Where was the Titanic built?
The Titanic was built in Belfast, north Ireland.
How Is the Titanic Designed?
Competition spawned the Titanic. In 1907, the White Star Line's rival, Cunard, launched the two fastest passenger ships then in service, the Mauritania and the Lusitania. That same year, the White Star Line's Chairman, J. Bruce Ismay, wanted to top Cunard, and he decided to do so based, not on speed but on size and luxury.
To design and build these new ships, dubbed the Olympic class, the White Star Line, turned to Harland & Wollf, its longtime shipbuilder. Naval architect Thomas Andrews, who later perished when the Titanic sank, headed up the design of the new vessels. Construction started on the first such vessel, dubbed the Olympic, in late 1908.
Designed to be the world's largest passenger steamship upon its completion, the Titanic was nearly 883 feet long and 104 feet high. Accommodations for first class passengers included palatial state rooms, some with their own promenades, along with a grand staircase, library, smoking room, squash court, sumptuous restaurants and other amenities. Second and Third Class accommodations, while far less posh, were still considered better than their counterparts on other ships.

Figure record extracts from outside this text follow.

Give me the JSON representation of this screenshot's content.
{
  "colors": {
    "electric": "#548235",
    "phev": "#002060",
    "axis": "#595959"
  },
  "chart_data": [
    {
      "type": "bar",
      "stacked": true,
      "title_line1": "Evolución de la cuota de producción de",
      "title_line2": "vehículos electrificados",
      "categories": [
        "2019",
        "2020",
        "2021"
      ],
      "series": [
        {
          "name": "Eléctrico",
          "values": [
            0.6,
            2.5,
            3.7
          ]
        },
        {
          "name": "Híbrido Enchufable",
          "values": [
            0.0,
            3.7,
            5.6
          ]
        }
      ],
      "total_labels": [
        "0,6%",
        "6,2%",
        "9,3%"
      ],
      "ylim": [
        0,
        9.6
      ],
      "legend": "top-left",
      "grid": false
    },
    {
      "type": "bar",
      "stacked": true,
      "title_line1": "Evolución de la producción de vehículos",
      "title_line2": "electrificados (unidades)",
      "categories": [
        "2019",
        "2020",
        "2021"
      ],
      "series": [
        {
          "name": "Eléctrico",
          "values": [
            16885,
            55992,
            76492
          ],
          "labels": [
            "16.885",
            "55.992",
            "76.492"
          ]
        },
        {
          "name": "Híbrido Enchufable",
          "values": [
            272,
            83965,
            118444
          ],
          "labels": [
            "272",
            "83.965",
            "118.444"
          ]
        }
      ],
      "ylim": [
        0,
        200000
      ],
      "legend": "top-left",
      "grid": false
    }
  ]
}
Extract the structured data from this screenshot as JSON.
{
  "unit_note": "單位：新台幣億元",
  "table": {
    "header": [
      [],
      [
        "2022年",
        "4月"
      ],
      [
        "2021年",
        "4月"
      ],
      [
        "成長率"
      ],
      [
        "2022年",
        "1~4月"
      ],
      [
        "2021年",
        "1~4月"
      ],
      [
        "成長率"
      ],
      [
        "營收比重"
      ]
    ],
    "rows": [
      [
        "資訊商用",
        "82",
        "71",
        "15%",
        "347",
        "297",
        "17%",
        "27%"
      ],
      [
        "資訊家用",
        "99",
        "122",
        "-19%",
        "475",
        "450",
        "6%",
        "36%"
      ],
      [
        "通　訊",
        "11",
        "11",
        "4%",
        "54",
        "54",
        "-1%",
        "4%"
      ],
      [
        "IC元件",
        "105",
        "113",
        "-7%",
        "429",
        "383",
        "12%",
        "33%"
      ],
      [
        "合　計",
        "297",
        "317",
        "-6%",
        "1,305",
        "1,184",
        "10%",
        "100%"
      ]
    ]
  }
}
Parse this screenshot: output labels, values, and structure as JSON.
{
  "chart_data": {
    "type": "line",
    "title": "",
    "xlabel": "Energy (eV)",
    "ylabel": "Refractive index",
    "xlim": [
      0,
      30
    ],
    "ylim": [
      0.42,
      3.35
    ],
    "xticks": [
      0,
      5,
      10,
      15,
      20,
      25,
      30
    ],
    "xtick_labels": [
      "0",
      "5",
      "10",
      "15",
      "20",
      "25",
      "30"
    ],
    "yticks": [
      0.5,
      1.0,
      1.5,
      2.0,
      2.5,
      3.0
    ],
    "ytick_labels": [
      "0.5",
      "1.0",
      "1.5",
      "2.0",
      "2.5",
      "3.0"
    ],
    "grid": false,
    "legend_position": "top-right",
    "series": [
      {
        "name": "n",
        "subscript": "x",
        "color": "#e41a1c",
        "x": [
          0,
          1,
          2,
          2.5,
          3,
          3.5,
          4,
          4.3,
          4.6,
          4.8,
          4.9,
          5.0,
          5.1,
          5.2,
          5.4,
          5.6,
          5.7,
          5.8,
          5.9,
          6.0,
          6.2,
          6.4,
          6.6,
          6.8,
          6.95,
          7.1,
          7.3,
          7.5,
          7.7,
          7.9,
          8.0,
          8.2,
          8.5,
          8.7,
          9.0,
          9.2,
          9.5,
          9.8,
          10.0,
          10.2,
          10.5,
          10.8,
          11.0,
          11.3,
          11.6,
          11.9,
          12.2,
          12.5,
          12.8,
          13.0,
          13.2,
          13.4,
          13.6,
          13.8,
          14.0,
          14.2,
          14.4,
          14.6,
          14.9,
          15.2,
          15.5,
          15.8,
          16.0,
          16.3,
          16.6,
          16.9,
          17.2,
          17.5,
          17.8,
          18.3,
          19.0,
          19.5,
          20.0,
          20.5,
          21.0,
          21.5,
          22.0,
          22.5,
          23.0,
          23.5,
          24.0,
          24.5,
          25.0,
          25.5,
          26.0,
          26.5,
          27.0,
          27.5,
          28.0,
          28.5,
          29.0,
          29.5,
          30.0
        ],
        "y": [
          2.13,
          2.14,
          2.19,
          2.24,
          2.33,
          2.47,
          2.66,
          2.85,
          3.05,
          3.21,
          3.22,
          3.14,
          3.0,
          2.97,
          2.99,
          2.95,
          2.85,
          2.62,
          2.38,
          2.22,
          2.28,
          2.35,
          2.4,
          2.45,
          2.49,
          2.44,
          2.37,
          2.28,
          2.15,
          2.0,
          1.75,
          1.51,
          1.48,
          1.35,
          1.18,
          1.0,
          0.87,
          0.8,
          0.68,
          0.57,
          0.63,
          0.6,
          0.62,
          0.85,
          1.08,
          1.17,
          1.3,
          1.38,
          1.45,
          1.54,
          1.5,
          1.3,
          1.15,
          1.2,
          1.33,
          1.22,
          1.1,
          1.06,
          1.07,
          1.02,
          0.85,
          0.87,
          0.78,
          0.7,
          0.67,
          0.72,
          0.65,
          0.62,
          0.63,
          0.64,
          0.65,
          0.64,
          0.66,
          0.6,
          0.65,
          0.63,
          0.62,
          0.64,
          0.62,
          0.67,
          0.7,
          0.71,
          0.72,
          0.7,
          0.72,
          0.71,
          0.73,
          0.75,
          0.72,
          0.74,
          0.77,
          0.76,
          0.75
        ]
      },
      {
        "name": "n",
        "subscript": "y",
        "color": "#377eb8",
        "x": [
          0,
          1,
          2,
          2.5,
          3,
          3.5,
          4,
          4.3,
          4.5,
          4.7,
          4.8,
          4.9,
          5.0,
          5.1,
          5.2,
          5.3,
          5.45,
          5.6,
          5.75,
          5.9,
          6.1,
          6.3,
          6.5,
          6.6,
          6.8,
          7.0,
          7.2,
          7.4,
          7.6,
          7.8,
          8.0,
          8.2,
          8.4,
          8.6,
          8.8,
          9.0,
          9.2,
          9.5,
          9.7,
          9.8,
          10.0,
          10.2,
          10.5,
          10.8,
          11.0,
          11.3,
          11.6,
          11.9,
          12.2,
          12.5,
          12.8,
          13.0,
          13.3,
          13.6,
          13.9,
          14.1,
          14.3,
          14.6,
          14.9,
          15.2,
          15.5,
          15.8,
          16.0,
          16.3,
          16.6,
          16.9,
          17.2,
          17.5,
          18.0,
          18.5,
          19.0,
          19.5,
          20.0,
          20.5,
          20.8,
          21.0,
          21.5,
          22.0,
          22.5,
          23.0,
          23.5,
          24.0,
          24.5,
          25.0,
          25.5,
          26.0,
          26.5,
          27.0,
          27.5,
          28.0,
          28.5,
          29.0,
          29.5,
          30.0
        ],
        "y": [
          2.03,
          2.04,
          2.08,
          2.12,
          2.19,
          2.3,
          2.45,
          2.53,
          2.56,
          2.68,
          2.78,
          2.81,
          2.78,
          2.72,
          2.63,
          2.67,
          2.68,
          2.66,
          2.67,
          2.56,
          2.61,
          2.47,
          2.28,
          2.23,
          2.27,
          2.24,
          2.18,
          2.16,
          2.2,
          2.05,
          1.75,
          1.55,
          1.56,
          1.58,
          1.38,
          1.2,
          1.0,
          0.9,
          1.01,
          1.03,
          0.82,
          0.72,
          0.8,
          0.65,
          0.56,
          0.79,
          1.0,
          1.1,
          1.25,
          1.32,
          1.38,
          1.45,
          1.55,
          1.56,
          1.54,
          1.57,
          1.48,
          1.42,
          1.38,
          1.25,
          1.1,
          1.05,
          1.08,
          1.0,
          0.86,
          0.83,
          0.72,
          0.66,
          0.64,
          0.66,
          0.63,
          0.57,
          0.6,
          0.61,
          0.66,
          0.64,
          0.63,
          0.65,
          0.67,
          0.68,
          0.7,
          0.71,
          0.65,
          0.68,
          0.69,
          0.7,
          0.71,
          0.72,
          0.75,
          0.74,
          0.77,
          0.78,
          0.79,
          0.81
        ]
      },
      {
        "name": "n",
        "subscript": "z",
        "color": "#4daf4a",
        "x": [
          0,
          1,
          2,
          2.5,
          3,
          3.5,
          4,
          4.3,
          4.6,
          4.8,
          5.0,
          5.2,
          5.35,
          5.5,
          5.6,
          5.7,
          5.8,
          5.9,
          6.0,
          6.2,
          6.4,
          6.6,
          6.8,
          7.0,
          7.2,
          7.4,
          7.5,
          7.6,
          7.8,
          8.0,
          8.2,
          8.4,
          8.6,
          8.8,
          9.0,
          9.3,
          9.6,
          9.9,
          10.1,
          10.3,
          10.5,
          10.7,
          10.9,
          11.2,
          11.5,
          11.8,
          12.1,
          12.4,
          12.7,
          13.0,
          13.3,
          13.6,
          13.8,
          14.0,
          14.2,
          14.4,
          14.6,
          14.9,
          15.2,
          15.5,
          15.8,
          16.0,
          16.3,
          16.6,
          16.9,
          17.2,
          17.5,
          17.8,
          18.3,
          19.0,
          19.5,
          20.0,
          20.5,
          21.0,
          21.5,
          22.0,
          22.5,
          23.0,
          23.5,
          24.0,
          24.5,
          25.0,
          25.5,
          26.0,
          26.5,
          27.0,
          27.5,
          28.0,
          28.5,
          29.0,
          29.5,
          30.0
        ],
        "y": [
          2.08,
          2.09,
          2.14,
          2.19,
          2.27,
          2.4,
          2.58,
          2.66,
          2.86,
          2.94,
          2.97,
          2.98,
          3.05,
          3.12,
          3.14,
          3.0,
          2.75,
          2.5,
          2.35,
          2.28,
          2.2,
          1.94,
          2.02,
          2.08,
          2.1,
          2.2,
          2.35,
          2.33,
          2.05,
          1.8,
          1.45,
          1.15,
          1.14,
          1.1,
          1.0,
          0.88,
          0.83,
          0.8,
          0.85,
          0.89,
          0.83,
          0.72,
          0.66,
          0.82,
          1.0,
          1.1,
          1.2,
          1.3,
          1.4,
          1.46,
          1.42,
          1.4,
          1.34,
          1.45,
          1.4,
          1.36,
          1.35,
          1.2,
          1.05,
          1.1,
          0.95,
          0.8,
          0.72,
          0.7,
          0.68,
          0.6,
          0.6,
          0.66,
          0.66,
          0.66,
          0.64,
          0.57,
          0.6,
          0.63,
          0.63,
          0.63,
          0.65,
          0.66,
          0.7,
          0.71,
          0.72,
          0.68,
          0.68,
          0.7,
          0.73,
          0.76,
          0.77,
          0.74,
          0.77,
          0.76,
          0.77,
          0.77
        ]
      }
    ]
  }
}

The Titanic built to be Unsinkable?
While Harland & Wolff claimed that it never advertised the Titanic as unsinkable, a White Star Line brochure indeed said that the Titanic was designed not to sink. The media of the day, of course, seized on this idea of an unsinkable ship.
The primary design concept meant to make the Titanic unsinkable was a series of sixteen compartments separated by watertight bulkheads in the lower portion of the ship. Rather than, force passengers to use stairs to move between compartments, the ship's designers included doors between them. In case of emergency, those doors could be closed with the flip of a switch, sealing the compartments off from one another and theoretically keeping water confined to the breached compartments. Even if, two middle or four front compartments were breached, the theory ran, the ship would stay afloat. Unfortunately, the iceberg that sank the Titanic breached five compartments.
Changes in safety practices after the sinking of the rms titanic
After the Titanic sunk, there were changes made to the construction of ships. Safety regulations were also put into place so that inadequate lifeboats would never be a problem again. These safety rules and regulations are still used today.
The Titanic sinking has since been the topic of endless books, films, articles, and scholarly papers, and interest in the awful tragedy shows no signs of fading. The story of the Titanic will forever be the cautionary tale that no matter what advancements are made in technology, we remain forever vulnerable to the laws of nature.